Eucalyptus talyuberlup is a mallee that typically grow to a height of 5 m (16 ft) or a tree to 10 m (33 ft) and forms a lignotuber. It has smooth pale grey to pinkish bark that is shed in ribbons. Young plants and coppice regrowth have egg-shaped to elliptic leaves that are 50–80 mm (2.0–3.1 in) long and 35–60 mm (1.4–2.4 in) wide. Adult leaves are arranged alternately, the same shade of glossy green on both sides, narrow lance-shaped, 45–105 mm (1.8–4.1 in) long and 6–20 mm (0.24–0.79 in) wide tapering to a petiole 5–15 mm (0.20–0.59 in) long.
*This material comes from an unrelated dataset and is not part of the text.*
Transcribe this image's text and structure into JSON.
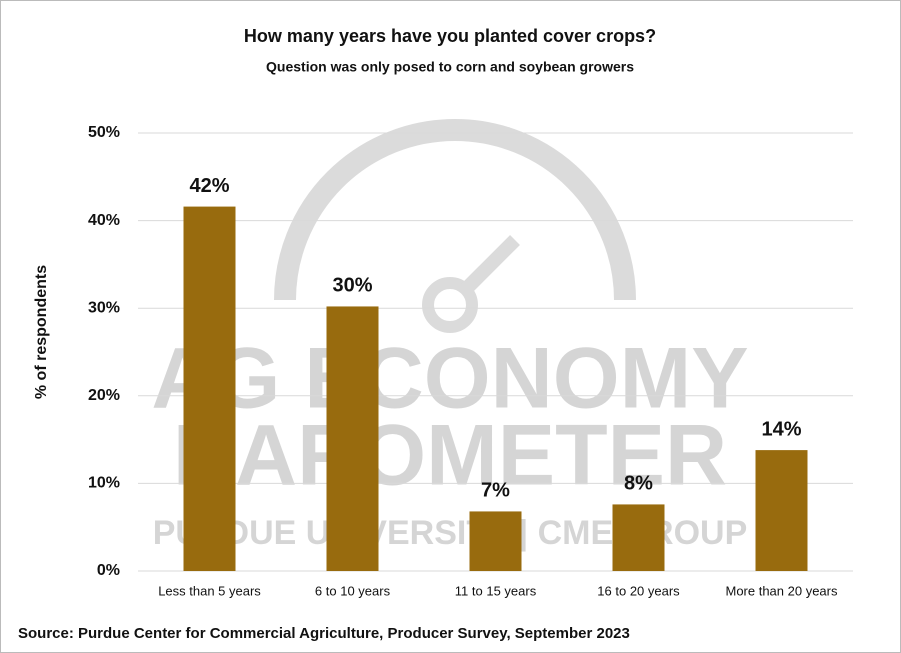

The flower buds are arranged in leaf axils in groups of between seven and thirteen on an unbranched peduncle 17–32 mm (0.67–1.26 in) long, the individual buds sessile. Mature buds are 19–63 mm (0.75–2.48 in) long and 3–13 mm (0.12–0.51 in) wide with a horn-shaped operculum that is three to five times as long as the floral cup. Flowering occurs between March and August and the flowers are greenish yellow. The fruit is a woody, bell-shaped to cup-shaped capsule 11–22 mm (0.43–0.87 in) long and 13–18 mm (0.51–0.71 in) wide with the valves fused at their tips.

Taxonomy and naming

Eucalyptus talyuberlup was first formally described in 1980 by Denis John Carr and Stella Grace Maisie Carr in the Australian Journal of Botany from specimens they collected in 1974.

Distribution and habitat

The Stirling Range yate usually grows in dense shrubland from the foothills of the Stirling Range to the Kalgan River.

Conservation status

This eucalypt is classified as "not threatened" by the Western Australian Government Department of Parks and Wildlife.